"The smartest and ablest experts in knowledge-intensive industries sometimes appear quickest to mock their customers' perceived ignorance and incompetence. This behavior isn't cathartic; it's corrosive."
It flies in the face of what we have learned about customers in the age of creation and participation -- that they are more in the know on how to connect with each other, exchange information, and become opinion leaders thanks to the ubiquity of computing.
This is your new world.
Do you think your customers are stupid? Offers a few examples of disrespect dished out by organization leadership -- whether directly or allowed, even encouraged, by company culture:
- software developers wondering aloud "will the dogs eat the dog food" when they upgrade a new release
- brokers joking among themselves about how they got a client (institutional or individual) to overpay
- people in 'sales driven' organizations that treat transactional 'revenues' as much, much more valuable than customer satisfaction and 'lifecycle' relationships
The instances abound, seeping into the very cultural fabric of the organization. Until they become the norm even on the inside. Behaviors such as colleagues treating each other poorly is just one manifestation, a symptom, of lack of leadership.
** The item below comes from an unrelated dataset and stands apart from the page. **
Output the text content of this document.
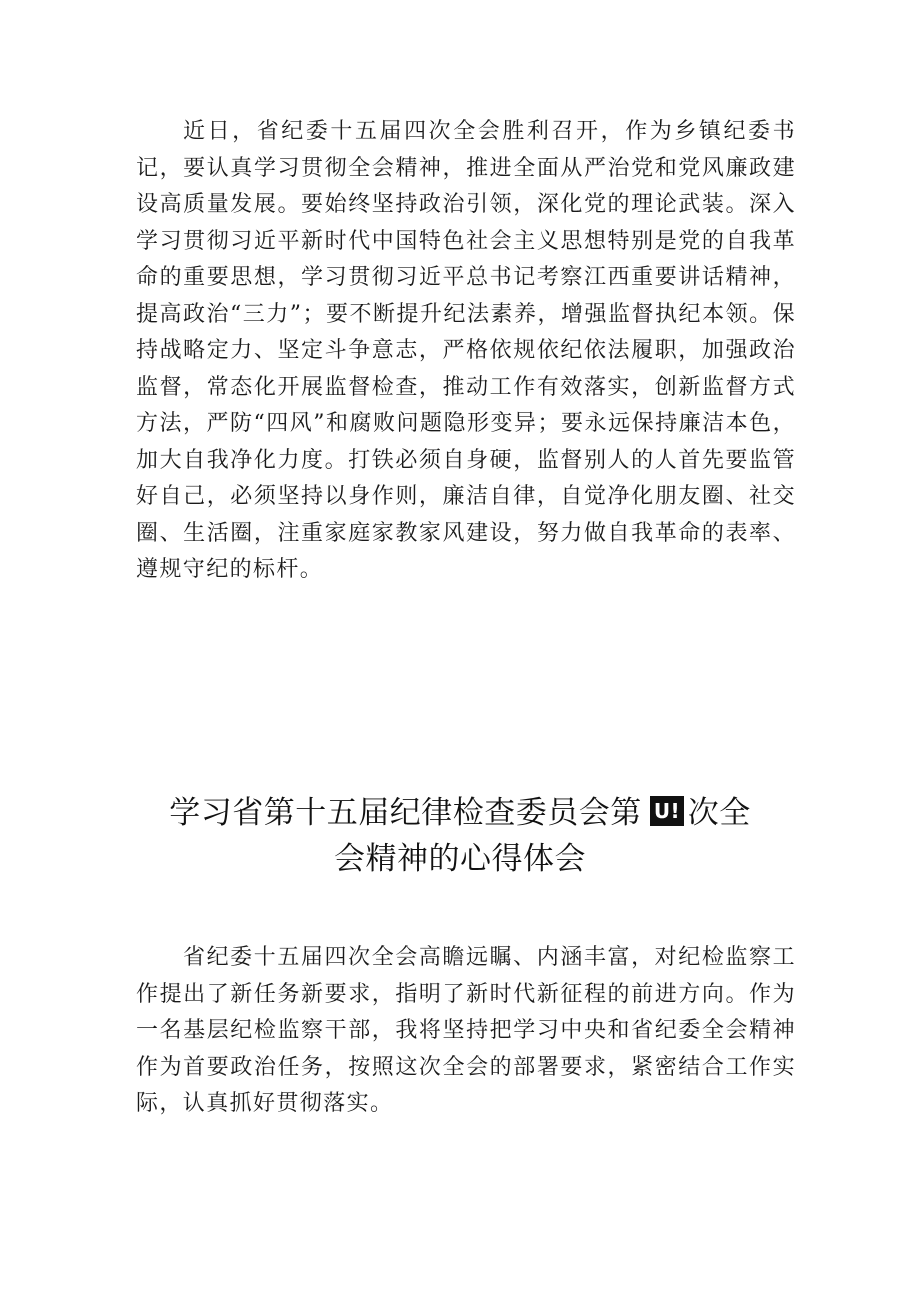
近日，省纪委十五届四次全会胜利召开，作为乡镇纪委书记，要认真学习贯彻全会精神，推进全面从严治党和党风廉政建设高质量发展。要始终坚持政治引领，深化党的理论武装。深入学习贯彻习近平新时代中国特色社会主义思想特别是党的自我革命的重要思想，学习贯彻习近平总书记考察江西重要讲话精神，提高政治“三力”；要不断提升纪法素养，增强监督执纪本领。保持战略定力、坚定斗争意志，严格依规依纪依法履职，加强政治监督，常态化开展监督检查，推动工作有效落实，创新监督方式方法，严防“四风”和腐败问题隐形变异；要永远保持廉洁本色，加大自我净化力度。打铁必须自身硬，监督别人的人首先要监管好自己，必须坚持以身作则，廉洁自律，自觉净化朋友圈、社交圈、生活圈，注重家庭家教家风建设，努力做自我革命的表率、遵规守纪的标杆。

学习省第十五届纪律检查委员会第 U! 次全
会精神的心得体会

省纪委十五届四次全会高瞻远瞩、内涵丰富，对纪检监察工作提出了新任务新要求，指明了新时代新征程的前进方向。作为一名基层纪检监察干部，我将坚持把学习中央和省纪委全会精神作为首要政治任务，按照这次全会的部署要求，紧密结合工作实际，认真抓好贯彻落实。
Top, bottom, or sideways, the tone of a business, the way it comes across and is experienced by customers, is influenced in hundreds of little ways. When the internal conversation is a divisive one, by virtue of rewarding dis-respect in that environment, you are saying it's alright to behave that way.
Internal conversations are habit-forming
A culture of complainers and back-stabbers is not a place filled with problem solvers.
Looking at customer complaints is not enough. To design a desirable customer experience, an organization needs to think proactively -- and often be smart enough to filter critical feedback from the frustration it may come wrapped into.
It's become much easier for people to share their experience with each other. To paraphrase The Cluetrain Manifesto: a networked market knows more about your product than your company often does. Markets are (inter)networked and people are (intra)networked, a reality and not a play on words.
Even the very term used to designate the people who buy the products of many companies -- "consumer" -- is an indication of the kind of us vs. them thinking. Think how in business to business contexts the term "buyer" is used instead. Not to mention the fact that in similar situations we are those people.
Customers continue to get smarter. Is your business up for it?